Multidimensional Dashboard
Multidimensional poverty considers the extent to which an adult may experience multiple deprivations. Another way to consider wellbeing or deprivations through a multidimensional lens is to consider indicators as part of a dashboard. The dashboard used in Table 10.2 includes 11 indicators that were commonly found in the 41 countries under study and include: ever attended school, educational attainment (secondary school or higher), literacy, employment population ratio, water, sanitation, electricity, clean fuel, adequate housing, asset ownership, cell phone ownership. It does not include indicators that were available for less than half of the countries (e.g. food insecurity)
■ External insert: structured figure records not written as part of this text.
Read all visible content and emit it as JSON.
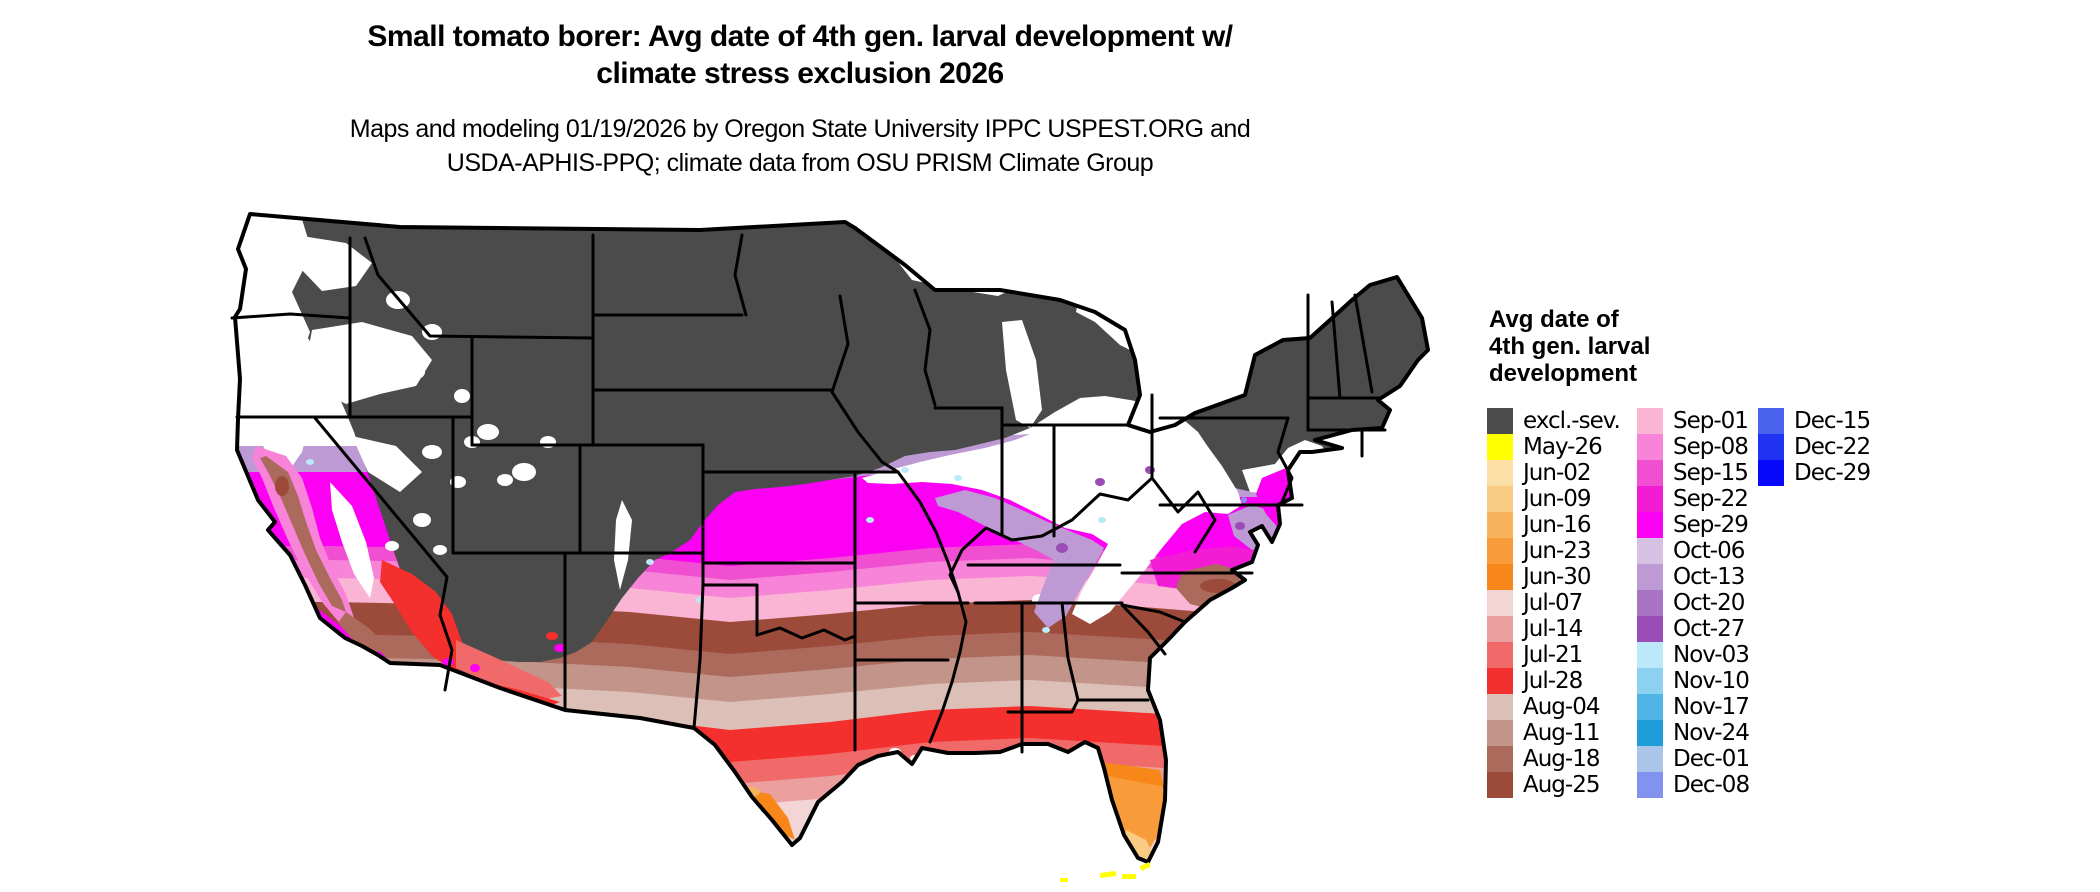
{
  "title": {
    "line1": "Small tomato borer: Avg date of 4th gen. larval development w/",
    "line2": "climate stress exclusion 2026"
  },
  "subtitle": {
    "line1": "Maps and modeling 01/19/2026 by Oregon State University IPPC USPEST.ORG and",
    "line2": "USDA-APHIS-PPQ; climate data from OSU PRISM Climate Group"
  },
  "legend": {
    "title_line1": "Avg date of",
    "title_line2": "4th gen. larval",
    "title_line3": "development",
    "columns": [
      {
        "entries": [
          {
            "label": "excl.-sev.",
            "color": "#4B4B4B"
          },
          {
            "label": "May-26",
            "color": "#FFFF00"
          },
          {
            "label": "Jun-02",
            "color": "#FBDFA4"
          },
          {
            "label": "Jun-09",
            "color": "#FACC83"
          },
          {
            "label": "Jun-16",
            "color": "#F9B35C"
          },
          {
            "label": "Jun-23",
            "color": "#F89B3A"
          },
          {
            "label": "Jun-30",
            "color": "#F68718"
          },
          {
            "label": "Jul-07",
            "color": "#F3D5D5"
          },
          {
            "label": "Jul-14",
            "color": "#EC9F9F"
          },
          {
            "label": "Jul-21",
            "color": "#F16A6A"
          },
          {
            "label": "Jul-28",
            "color": "#F3302D"
          },
          {
            "label": "Aug-04",
            "color": "#DCC0B8"
          },
          {
            "label": "Aug-11",
            "color": "#C2948A"
          },
          {
            "label": "Aug-18",
            "color": "#AB6A5C"
          },
          {
            "label": "Aug-25",
            "color": "#9C4B3A"
          }
        ]
      },
      {
        "entries": [
          {
            "label": "Sep-01",
            "color": "#FBB5D4"
          },
          {
            "label": "Sep-08",
            "color": "#F784D8"
          },
          {
            "label": "Sep-15",
            "color": "#F14FD2"
          },
          {
            "label": "Sep-22",
            "color": "#F21CD4"
          },
          {
            "label": "Sep-29",
            "color": "#FB00F2"
          },
          {
            "label": "Oct-06",
            "color": "#D5C2E2"
          },
          {
            "label": "Oct-13",
            "color": "#BD9AD4"
          },
          {
            "label": "Oct-20",
            "color": "#A974C4"
          },
          {
            "label": "Oct-27",
            "color": "#9A4DB6"
          },
          {
            "label": "Nov-03",
            "color": "#BCE9FA"
          },
          {
            "label": "Nov-10",
            "color": "#8CD1EF"
          },
          {
            "label": "Nov-17",
            "color": "#50B5E4"
          },
          {
            "label": "Nov-24",
            "color": "#1D9ED9"
          },
          {
            "label": "Dec-01",
            "color": "#AAC5E8"
          },
          {
            "label": "Dec-08",
            "color": "#8193EE"
          }
        ]
      },
      {
        "entries": [
          {
            "label": "Dec-15",
            "color": "#4A63EE"
          },
          {
            "label": "Dec-22",
            "color": "#2032F2"
          },
          {
            "label": "Dec-29",
            "color": "#0808FA"
          }
        ]
      }
    ]
  },
  "map": {
    "region_label": "Contiguous United States",
    "state_border_color": "#000000",
    "background_color": "#FFFFFF"
  }
}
Table 10.2 shows for each country, the share of indicators with a gap, which is the number of indicators with a disability gap out of the number of available indicators for that country. It ranges from a low of 50% in two countries (Afghanistan and Gambia) to a high of 100% in nine countries (Indonesia, Mauritius, Mexico, Myanmar, Namibia, Peru, Puerto Rico, Senegal, Suriname, Uruguay). The median is at 80%. These results suggest that for the indicators covered in this study and covering education, work, health and the standard of living, inequalities are commonly found and for some countries are consistent across indicators.
Table 10.2: Share of Indicators With a Disability Gap in Each Country
Country | Share of indicators |
---|---|
Afghanistan | 5/10 |
Bangladesh | 7/10 |
Cambodia | 8/10 |
Colombia | 5/11 |
Djibouti | 6/11 |
Dominican Rep | 6/11 |
Ethiopia | 8/11 |
Gambia | 2/4 |
Haiti | 8/10 |
Indonesia | 11/11 |
Kiribati | 10/10 |
Liberia | 10/11 |
Malawi | 7/11 |
Maldives | 8/10 |
Mali | 8/10 |
Mauritius | 4/4 |
Mexico | 11/11 |
Morocco | 10/11 |
Myanmar | 11/11 |
Namibia | 11/11 |
Nigeria | 8/11 |
Pakistan | 7/10 |
Panama | 10/11 |
Papua New Guinea | 9/11 |
Peru | 11/11 |
Philippines | 8/10 |
Puerto Rico | 3/3 |
Rwanda | 8/10 |
Senegal | 11/11 |
South Africa | 6/11 |
Suriname | 10/10 |
Tajikistan | 5/9 |
Tanzania | 8/11 |
Timor Leste | 9/10 |
Tonga | 6/11 |
Uganda | 10/11 |
Uruguay | 10/10 |
Vanuatu | 9/11 |
Vietnam | 10/11 |
West Bank and Gaza | 7/11 |
Zimbabwe | 8/9 |
Source: Own calculations based on datasets in Table 4.1.
[13] Details on the indicators and thresholds are in Appendix 3 Method brief #4.